British-Canadian banking executive (1959–2024)

Andrew Moor (1959–2025) was a British-Canadian banking executive who served as president and chief executive officer of Equitable Bank.

==Early life and education==
Born in Sussex, England, Moor initially trained as a mechanical engineer in London before relocating to Canada, where he completed an MBA at the University of British Columbia in 1987.

==Career==
After his MBA, Moor joined CIBC, returning to Canada in 1990. He later held senior executive roles, including chief financial officer and then CEO of modular furniture manufacturer SMED International, which was sold in 2000. He subsequently became president and CEO of the mortgage brokerage Invis until its acquisition by HSBC in 2006.
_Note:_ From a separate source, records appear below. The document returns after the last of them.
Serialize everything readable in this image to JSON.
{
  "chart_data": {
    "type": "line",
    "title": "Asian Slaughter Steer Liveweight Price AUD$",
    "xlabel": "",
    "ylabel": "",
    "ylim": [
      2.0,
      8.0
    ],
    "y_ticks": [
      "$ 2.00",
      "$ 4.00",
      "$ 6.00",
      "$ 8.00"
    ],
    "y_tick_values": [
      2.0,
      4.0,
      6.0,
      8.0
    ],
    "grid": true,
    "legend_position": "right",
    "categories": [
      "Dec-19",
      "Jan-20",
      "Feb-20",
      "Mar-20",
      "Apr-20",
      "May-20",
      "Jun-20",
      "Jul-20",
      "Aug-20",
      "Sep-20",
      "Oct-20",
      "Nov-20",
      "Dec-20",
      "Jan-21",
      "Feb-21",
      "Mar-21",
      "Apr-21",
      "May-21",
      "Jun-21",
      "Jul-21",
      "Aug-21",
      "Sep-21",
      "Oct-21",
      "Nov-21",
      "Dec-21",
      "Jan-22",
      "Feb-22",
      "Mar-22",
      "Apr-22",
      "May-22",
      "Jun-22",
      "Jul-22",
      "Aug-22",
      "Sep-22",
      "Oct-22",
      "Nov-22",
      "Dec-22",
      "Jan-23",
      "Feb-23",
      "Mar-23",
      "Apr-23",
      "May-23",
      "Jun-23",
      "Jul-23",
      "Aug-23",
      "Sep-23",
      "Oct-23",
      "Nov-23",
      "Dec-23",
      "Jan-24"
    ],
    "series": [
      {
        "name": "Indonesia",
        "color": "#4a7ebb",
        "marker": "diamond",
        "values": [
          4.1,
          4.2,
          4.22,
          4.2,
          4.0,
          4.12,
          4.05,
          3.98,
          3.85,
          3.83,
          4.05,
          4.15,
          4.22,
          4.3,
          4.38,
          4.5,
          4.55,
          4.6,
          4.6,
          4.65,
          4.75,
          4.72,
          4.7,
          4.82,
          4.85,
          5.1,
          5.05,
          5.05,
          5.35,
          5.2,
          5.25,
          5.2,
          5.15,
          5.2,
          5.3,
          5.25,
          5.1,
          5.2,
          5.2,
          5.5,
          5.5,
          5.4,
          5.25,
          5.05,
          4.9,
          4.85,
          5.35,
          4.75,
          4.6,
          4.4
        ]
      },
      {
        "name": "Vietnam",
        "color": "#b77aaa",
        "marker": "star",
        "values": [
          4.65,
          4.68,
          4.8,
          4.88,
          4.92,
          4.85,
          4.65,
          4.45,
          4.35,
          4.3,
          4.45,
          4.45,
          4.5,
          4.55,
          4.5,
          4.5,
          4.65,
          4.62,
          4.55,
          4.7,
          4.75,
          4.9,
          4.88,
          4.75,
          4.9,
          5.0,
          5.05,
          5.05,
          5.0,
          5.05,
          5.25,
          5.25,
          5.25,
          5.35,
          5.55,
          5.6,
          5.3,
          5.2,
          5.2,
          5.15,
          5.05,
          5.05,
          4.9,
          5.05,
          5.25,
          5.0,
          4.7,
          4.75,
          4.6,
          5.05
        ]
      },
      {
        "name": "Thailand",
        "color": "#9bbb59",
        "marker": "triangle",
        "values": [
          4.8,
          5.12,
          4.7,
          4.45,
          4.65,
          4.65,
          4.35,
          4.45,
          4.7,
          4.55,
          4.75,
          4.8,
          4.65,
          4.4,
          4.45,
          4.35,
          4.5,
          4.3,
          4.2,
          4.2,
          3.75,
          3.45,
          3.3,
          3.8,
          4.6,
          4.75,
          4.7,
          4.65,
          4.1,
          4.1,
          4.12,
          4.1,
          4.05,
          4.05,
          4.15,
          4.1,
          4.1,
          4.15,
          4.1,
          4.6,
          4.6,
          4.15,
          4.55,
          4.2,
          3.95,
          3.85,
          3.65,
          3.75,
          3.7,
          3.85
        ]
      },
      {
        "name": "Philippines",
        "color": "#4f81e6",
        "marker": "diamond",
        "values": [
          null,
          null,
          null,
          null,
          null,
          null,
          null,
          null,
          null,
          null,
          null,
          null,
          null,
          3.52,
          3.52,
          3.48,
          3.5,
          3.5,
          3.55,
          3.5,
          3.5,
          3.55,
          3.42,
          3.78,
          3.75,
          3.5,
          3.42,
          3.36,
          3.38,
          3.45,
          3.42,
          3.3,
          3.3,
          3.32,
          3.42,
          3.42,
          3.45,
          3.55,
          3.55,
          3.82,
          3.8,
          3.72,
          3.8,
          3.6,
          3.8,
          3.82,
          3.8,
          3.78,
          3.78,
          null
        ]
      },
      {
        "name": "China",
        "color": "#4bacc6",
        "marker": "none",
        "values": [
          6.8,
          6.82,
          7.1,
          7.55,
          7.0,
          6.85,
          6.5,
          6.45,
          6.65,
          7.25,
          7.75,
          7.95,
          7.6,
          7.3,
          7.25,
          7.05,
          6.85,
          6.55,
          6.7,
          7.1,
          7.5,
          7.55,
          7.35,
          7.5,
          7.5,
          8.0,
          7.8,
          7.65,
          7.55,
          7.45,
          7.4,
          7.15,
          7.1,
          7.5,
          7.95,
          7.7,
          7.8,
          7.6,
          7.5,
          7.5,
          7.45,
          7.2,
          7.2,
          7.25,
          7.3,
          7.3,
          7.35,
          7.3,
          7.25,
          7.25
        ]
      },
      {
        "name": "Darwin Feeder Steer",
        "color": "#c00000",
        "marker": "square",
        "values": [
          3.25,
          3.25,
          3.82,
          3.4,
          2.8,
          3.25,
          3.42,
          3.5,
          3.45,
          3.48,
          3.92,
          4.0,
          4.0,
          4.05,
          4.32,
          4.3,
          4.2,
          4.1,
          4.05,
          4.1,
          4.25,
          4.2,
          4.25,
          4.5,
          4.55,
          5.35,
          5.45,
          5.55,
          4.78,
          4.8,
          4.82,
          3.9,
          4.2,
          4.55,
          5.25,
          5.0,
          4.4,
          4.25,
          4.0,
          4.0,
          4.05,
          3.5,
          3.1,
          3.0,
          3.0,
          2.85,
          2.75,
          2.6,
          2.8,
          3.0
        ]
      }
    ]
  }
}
In 2007, Moor was appointed CEO of Equitable Trust. During the 2008 global financial crisis, he expanded Equitable's commercial lending operations, particularly focusing on underserved segments such as self-employed borrowers and individuals with non-traditional credit profiles. During his tenure, Equitable launched EQ Bank in 2016, a direct-to-consumer digital banking platform.

== Legacy ==
Moor died suddenly in 2025.

In 2026, the Open Banking Expo inaugurated the Andrew Moor Award in his honour, which recognises individuals who have made "an outstanding contribution to advancing Open Banking in Canada".